Mark43’s mission is to empower communities and their governments with new technologies that improve the safety and quality of life for all. We build powerful, scalable, and elegant software that sets a new standard for the tools upon which our first responders rely. Our users are diverse, and we are therefore committed to embracing diversity of thought and experience within our team.

We are looking for a Senior GRC Specialist to join our team. You will be reporting to our Senior Director of GRC. This role requires a deep understanding of governance, risk, and compliance practices within SaaS environments, including experience with various regulations/frameworks (i.e. CJIS, NIST, GDPR, FedRAMP). The ideal candidate will be a strategic thinker, capable of designing and implementing robust GRC processes that align with industry standards and regulatory requirements.

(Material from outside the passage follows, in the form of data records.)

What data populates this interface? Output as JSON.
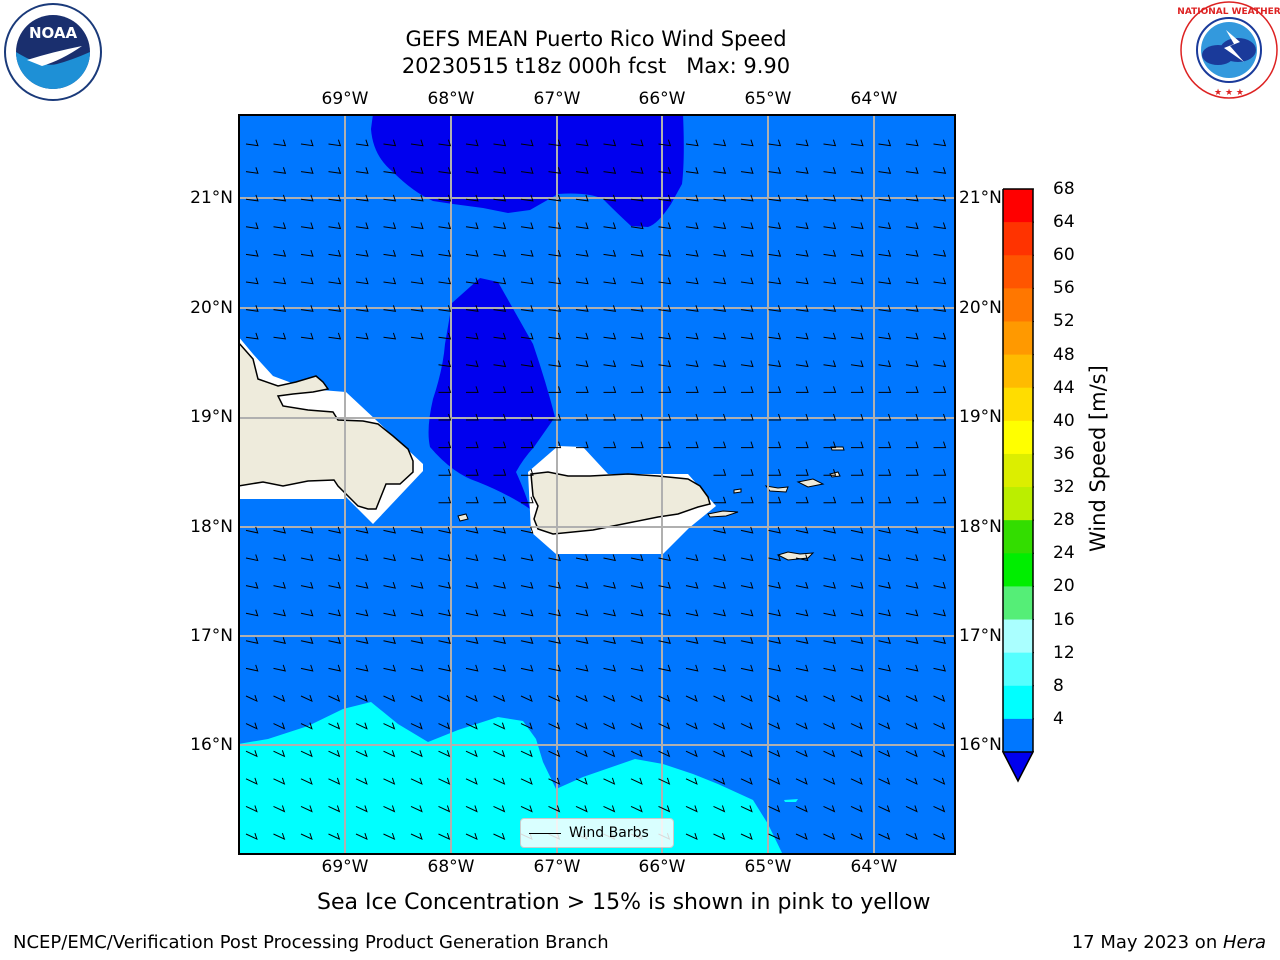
{
  "title": {
    "line1": "GEFS MEAN Puerto Rico Wind Speed",
    "line2": "20230515 t18z 000h fcst   Max: 9.90"
  },
  "map": {
    "lon_labels": [
      "69°W",
      "68°W",
      "67°W",
      "66°W",
      "65°W",
      "64°W"
    ],
    "lat_labels": [
      "21°N",
      "20°N",
      "19°N",
      "18°N",
      "17°N",
      "16°N"
    ],
    "legend_label": "Wind Barbs"
  },
  "colorbar": {
    "title": "Wind Speed [m/s]",
    "levels": [
      "68",
      "64",
      "60",
      "56",
      "52",
      "48",
      "44",
      "40",
      "36",
      "32",
      "28",
      "24",
      "20",
      "16",
      "12",
      "8",
      "4"
    ],
    "colors": [
      "#ff0000",
      "#ff3300",
      "#ff5500",
      "#ff7700",
      "#ff9900",
      "#ffbb00",
      "#ffdd00",
      "#ffff00",
      "#dcee00",
      "#bbee00",
      "#33dd00",
      "#00ee00",
      "#55ee77",
      "#aaffff",
      "#55ffff",
      "#00ffff",
      "#0077ff"
    ],
    "under_color": "#0000ee"
  },
  "footnote": "Sea Ice Concentration > 15% is shown in pink to yellow",
  "footer": {
    "left": "NCEP/EMC/Verification Post Processing Product Generation Branch",
    "date": "17 May 2023 on ",
    "machine": "Hera"
  },
  "logos": {
    "noaa": "NOAA",
    "nws": "NATIONAL WEATHER SERVICE"
  }
}
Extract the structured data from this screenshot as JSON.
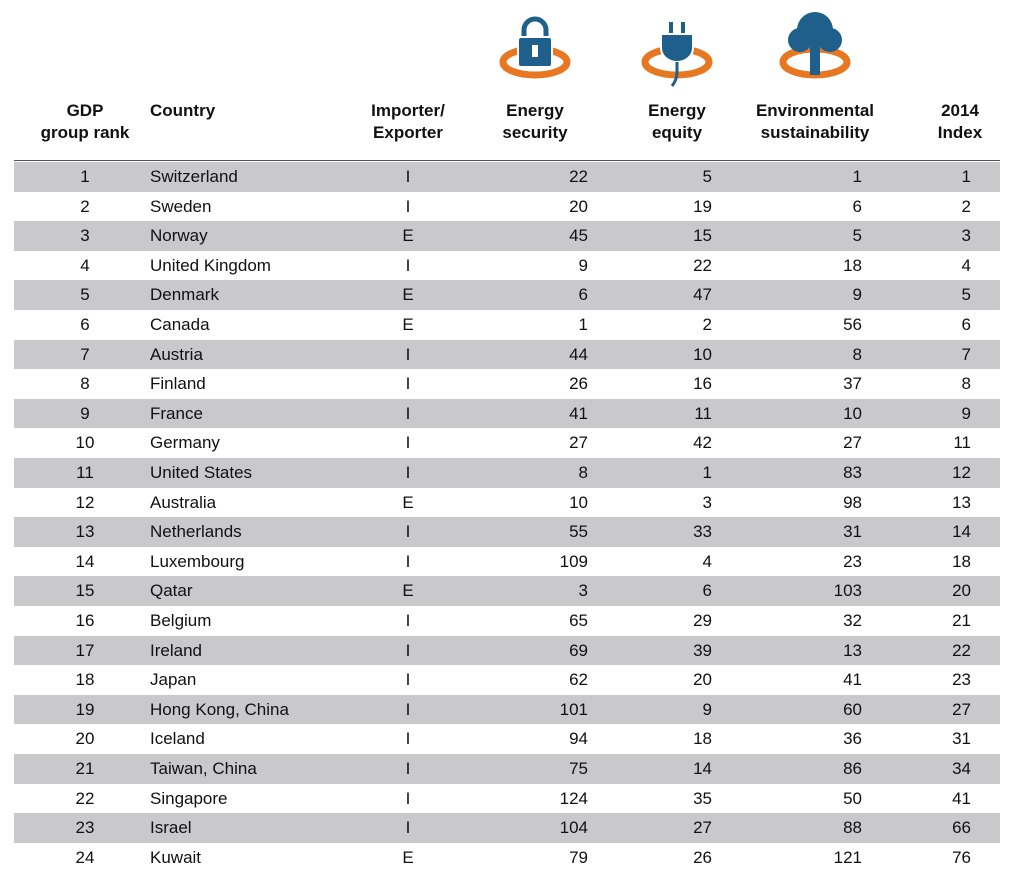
{
  "header": {
    "columns": [
      [
        "GDP",
        "group rank"
      ],
      [
        "Country"
      ],
      [
        "Importer/",
        "Exporter"
      ],
      [
        "Energy",
        "security"
      ],
      [
        "Energy",
        "equity"
      ],
      [
        "Environmental",
        "sustainability"
      ],
      [
        "2014",
        "Index"
      ]
    ]
  },
  "table": {
    "rows": [
      [
        1,
        "Switzerland",
        "I",
        22,
        5,
        1,
        1
      ],
      [
        2,
        "Sweden",
        "I",
        20,
        19,
        6,
        2
      ],
      [
        3,
        "Norway",
        "E",
        45,
        15,
        5,
        3
      ],
      [
        4,
        "United Kingdom",
        "I",
        9,
        22,
        18,
        4
      ],
      [
        5,
        "Denmark",
        "E",
        6,
        47,
        9,
        5
      ],
      [
        6,
        "Canada",
        "E",
        1,
        2,
        56,
        6
      ],
      [
        7,
        "Austria",
        "I",
        44,
        10,
        8,
        7
      ],
      [
        8,
        "Finland",
        "I",
        26,
        16,
        37,
        8
      ],
      [
        9,
        "France",
        "I",
        41,
        11,
        10,
        9
      ],
      [
        10,
        "Germany",
        "I",
        27,
        42,
        27,
        11
      ],
      [
        11,
        "United States",
        "I",
        8,
        1,
        83,
        12
      ],
      [
        12,
        "Australia",
        "E",
        10,
        3,
        98,
        13
      ],
      [
        13,
        "Netherlands",
        "I",
        55,
        33,
        31,
        14
      ],
      [
        14,
        "Luxembourg",
        "I",
        109,
        4,
        23,
        18
      ],
      [
        15,
        "Qatar",
        "E",
        3,
        6,
        103,
        20
      ],
      [
        16,
        "Belgium",
        "I",
        65,
        29,
        32,
        21
      ],
      [
        17,
        "Ireland",
        "I",
        69,
        39,
        13,
        22
      ],
      [
        18,
        "Japan",
        "I",
        62,
        20,
        41,
        23
      ],
      [
        19,
        "Hong Kong, China",
        "I",
        101,
        9,
        60,
        27
      ],
      [
        20,
        "Iceland",
        "I",
        94,
        18,
        36,
        31
      ],
      [
        21,
        "Taiwan, China",
        "I",
        75,
        14,
        86,
        34
      ],
      [
        22,
        "Singapore",
        "I",
        124,
        35,
        50,
        41
      ],
      [
        23,
        "Israel",
        "I",
        104,
        27,
        88,
        66
      ],
      [
        24,
        "Kuwait",
        "E",
        79,
        26,
        121,
        76
      ]
    ]
  }
}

What you can expect to work on

• Develop, implement, and maintain Security policies, procedures, and standards to ensure compliance with relevant regulations and industry best practices.
• Oversee and help manage the company's compliance with CJIS, NIST, FedRAMP, and other applicable frameworks and standards.
• Conduct risk assessments, identify potential risks, and develop mitigation strategies to minimize impact.
• Manage process improvement, control maturity, and risk communication within assigned GRC service activities.
• Respond promptly to security assessments, questionnaires, and audits from customers and third-party business partners.
• Collaborate with internal stakeholders, including IT, Security, Legal, and Operations, to ensure alignment and integration of GRC initiatives.
• Provide training and awareness programs to employees on GRC-related topics.
• Evaluate IT programs and components for compliance with published standards. Manage exceptions and track requests related to security controls.
• Enhance processes to protect sensitive information and mitigate data breaches.
• Ensure appropriate risk treatment, compliance, and assurance from both internal and external perspectives.
• Serve as a subject matter expert in Information Security, providing consulting to technical and non-technical audiences.

What we expect from you

• Experience in managing process improvement, control maturity, and risk communication within GRC service activities.
• A history of streamlining processes to improve efficiency.
• Five-eight years of work experience in a GRC role within a SaaS or technology company.
• In-depth knowledge of CJIS, NIST, and FedRAMP frameworks, with demonstrated experience in implementing and managing compliance programs.
• Strong understanding of risk management principles and practices, including conducting risk assessments and developing mitigation strategies.
• Ability to maintain accurate records and manage client security and risk requests.
• Ability to independently facilitate and lead project and risk assessments.
• Demonstrated history of maintaining security policy, standard, guideline, and procedure documents.
• Can effectively communicate technical topics at an appropriate level of detail to varied audiences - including IT Subject Matter Experts, senior management, and non-technical users.
• Broad experience and exposure to cloud-hosted services, applications, infrastructure, including architecture, log management, monitoring, and security configuration requirements.
• Relevant certifications (e.g., CISA, CISM, CRISC) are a plus.

People who thrive on our team also tend to share the following characteristics:

• Humble, open, and curious.
• Attentive, active listeners. You are interested in what others have to say and illustrate your interest with your actions.
• Resilience. You do not shy away from challenging work, and you proactively help your team solve problems.
• Enthusiastic collaborators. You understand that the best outcomes are achieved through shared ownership and seek to spread knowledge and expand participation rather than restrict it.
• Comfortable with uncertainty. You know that sometimes problems and situations can’t be simplified or fully understood and are at ease working within this type of haziness.
• Passionate about personal growth. You view mistakes as opportunities for learning, and want to grow as a designer, colleague, and person.
• Eager to help others. You look for ways to provide support for more junior members of the team and develop cooperative working relationships.